Business Travel insurance: is one of the most extensive and complicated insurance policies that you can buy. It provides cover for so many different types of risks, from emergency medical expenses to lost or stolen personal possessions, personal liability, legal expenses and accidents.
Dental Insurance and Optician Costs: These are a bit like Private Medical Insurance, but more specific (one’s only for dental problems, the other only for visual ones). And like Private Medical Insurance, they’ll pay for the cost of private treatment, but not for other expenses incurred by time off work.
Group Critical Illness Insurance: Critical Illness Insurance means you’ll get a tax-free lump sum if you’re diagnosed with one of a number of specific medical conditions (the insurance company will have a list of exactly which medical conditions your policy will pay out for).

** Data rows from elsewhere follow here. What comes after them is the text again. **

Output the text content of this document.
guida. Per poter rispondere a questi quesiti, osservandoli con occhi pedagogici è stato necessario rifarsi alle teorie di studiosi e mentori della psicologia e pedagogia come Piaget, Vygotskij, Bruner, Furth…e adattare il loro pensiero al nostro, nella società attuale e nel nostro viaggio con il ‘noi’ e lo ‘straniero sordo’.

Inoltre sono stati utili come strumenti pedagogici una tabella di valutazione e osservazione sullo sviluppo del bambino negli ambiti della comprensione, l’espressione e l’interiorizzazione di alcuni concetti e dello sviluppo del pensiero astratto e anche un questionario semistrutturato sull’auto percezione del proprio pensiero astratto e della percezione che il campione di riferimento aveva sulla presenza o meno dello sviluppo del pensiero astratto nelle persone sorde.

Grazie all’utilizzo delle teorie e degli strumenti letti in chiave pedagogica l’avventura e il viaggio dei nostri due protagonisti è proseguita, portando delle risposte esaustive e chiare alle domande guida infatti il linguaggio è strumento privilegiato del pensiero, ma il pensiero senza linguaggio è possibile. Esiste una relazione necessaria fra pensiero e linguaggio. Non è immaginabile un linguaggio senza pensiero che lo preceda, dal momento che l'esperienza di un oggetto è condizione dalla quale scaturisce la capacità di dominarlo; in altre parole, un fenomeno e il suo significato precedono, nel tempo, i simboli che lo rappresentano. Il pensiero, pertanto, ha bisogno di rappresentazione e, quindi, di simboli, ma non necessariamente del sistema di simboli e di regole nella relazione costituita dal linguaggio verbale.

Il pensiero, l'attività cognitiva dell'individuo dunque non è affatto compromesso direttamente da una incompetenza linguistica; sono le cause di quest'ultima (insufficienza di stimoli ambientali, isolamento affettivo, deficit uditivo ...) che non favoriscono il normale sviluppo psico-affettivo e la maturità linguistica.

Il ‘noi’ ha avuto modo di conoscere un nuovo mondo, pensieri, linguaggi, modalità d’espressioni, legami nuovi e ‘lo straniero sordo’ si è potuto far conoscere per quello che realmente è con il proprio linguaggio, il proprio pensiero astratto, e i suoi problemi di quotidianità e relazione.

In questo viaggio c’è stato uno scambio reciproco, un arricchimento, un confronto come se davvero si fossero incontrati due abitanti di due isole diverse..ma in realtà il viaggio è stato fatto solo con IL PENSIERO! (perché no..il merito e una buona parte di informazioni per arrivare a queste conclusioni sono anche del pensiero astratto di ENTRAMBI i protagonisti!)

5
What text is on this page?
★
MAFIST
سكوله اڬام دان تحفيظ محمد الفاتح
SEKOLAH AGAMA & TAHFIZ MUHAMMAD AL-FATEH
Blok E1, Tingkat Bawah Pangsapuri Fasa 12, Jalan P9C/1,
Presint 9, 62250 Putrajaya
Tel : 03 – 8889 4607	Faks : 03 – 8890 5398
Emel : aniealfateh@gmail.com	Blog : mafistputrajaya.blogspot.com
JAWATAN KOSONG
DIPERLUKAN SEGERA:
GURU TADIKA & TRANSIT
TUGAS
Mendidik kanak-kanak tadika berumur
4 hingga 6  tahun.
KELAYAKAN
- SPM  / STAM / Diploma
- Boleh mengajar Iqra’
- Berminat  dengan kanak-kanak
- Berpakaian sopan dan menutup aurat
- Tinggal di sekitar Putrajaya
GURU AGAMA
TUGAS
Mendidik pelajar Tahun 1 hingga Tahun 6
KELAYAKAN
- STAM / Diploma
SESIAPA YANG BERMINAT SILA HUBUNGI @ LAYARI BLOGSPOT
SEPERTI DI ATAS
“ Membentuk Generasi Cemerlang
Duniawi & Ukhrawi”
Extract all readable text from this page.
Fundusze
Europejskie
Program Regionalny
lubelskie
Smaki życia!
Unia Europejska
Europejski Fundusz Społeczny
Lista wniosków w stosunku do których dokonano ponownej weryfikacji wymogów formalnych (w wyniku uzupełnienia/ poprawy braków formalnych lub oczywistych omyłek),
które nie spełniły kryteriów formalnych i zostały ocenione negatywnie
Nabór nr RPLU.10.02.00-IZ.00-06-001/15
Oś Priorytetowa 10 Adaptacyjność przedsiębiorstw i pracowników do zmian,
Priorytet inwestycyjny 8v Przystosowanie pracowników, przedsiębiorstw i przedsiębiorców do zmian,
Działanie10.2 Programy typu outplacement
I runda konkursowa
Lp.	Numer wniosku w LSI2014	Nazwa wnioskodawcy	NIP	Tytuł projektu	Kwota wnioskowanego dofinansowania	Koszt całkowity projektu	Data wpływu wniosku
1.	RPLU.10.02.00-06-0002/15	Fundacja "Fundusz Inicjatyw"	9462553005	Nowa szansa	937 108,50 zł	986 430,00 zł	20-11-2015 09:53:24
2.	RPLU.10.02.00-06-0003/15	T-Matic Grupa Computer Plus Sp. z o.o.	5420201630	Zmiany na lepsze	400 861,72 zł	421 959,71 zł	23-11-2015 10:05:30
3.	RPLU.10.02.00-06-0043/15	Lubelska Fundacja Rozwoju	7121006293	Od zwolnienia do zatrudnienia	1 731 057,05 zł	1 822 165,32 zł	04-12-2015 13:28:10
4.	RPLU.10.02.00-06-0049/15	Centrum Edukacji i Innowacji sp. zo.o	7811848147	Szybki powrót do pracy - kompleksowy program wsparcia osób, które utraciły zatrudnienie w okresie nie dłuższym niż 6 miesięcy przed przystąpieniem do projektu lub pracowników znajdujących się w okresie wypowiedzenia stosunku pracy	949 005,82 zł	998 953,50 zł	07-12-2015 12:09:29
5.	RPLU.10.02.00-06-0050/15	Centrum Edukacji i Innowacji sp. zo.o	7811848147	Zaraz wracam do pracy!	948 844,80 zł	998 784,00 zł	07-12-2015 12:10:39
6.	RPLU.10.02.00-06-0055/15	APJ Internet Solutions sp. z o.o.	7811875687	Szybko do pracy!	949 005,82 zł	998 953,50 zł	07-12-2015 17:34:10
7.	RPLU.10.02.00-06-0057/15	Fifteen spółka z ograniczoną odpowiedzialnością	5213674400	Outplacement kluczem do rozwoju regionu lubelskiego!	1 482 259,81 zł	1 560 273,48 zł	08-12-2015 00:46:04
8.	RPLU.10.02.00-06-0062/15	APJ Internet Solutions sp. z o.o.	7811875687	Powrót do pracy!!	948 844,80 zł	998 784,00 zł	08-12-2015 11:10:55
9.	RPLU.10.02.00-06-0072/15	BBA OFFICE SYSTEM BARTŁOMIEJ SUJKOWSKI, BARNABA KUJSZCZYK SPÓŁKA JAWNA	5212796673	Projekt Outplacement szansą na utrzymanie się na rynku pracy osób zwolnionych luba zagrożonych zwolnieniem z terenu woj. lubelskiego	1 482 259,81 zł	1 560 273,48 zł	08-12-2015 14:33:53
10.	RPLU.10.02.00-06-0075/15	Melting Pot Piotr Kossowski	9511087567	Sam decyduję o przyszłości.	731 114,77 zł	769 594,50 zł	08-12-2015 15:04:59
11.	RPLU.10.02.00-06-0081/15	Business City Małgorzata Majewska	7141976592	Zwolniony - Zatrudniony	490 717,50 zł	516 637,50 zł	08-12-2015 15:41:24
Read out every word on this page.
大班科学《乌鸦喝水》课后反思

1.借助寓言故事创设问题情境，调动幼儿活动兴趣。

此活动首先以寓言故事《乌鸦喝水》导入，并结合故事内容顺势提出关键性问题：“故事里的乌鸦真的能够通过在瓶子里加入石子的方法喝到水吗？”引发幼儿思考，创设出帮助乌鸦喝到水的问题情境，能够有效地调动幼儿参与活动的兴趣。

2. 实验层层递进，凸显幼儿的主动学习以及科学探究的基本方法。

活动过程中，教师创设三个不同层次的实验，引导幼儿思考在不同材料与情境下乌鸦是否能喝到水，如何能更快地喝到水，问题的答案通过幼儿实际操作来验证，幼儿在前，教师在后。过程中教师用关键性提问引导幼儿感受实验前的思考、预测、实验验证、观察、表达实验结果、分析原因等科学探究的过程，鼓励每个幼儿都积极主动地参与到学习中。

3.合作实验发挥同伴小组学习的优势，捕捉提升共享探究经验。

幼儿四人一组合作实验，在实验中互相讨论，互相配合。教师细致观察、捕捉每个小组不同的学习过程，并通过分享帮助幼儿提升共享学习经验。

To get the pay-out on Group Critical Illness, you need to have one of the conditions on the list, and you usually have to survive for a minimum period of time once you’re diagnosed (usually between 14 and 28 days).
Health Screening: Health screening provides a regular health check. This usually involves a physical examination to identify any current conditions you’re not aware of, but will also involve questions to help work out which diseases you may be at risk of, and how you can improve your health by changing your lifestyle.
Eye Tests: Enables you to have an annual eye test as well as a contribution towards contact lenses or glasses required for VDU use.
Benefits that provide for death: Who looks after your loved ones if you’re no longer around?
Life Insurance: Life Insurance (also called Death in Service) pays a tax-free lump sum if you die, to provide support for the people who depend on you financially (like your partner or children). It’s often calculated as a certain number of times your salary, so if you earned £25,000 and had a ‘4 times salary’ policy, your dependants would get £100,000.
Other money-saving benefits: Can your money go further?
Childcare Vouchers: Childcare vouchers are taken out of your salary before tax and National Insurance through something called ‘salary sacrifice’. That means that where you could have, for example, £700 in your pay cheque over the year, you can choose to get £1,000 of vouchers instead (though the exact amounts will depend on how much tax you pay). These vouchers can be used to pay for nursery, preschool, a nanny or a childminder up until a child’s 15th birthday.
Ride to Work: With Ride2Work, you can get a tax-free bike, which for most people means they save about 32% of the cost. You can get just about any bike you like from a local bike shop, and it’s good for your health and the environment too.
Car Allowance: A car allowance means that you get an extra payment to allow you to buy a car for your work. Some employers will also give you a mileage allowance, which means you get a certain amount for each mile driven on company business. This will replace the old company car schemes, which are gradually being phased out.
Interest Free Travel Loan: Some employers will offer an interest free loan of up to £5,000 to allow you to buy an annual travel card or season ticket (they’re usually cheaper than buying daily, weekly or monthly tickets).
Gym Membership: Some employers will give you a free gym membership; others will offer you a discounted rate at a local gym or gym chain. Gym membership is a taxable benefit, so you will pay a bit towards it.
Give as You Earn (GAYE): A tax-efficient way to make contributions to a range of charities.
Discounted Shopping: you can take advantage of thousands of retail offers – whether it’s getting free money just for clicking through a special Cashback link, buying vouchers at a discounted price and topping up reloadable cards, or getting an instant SMS discount voucher.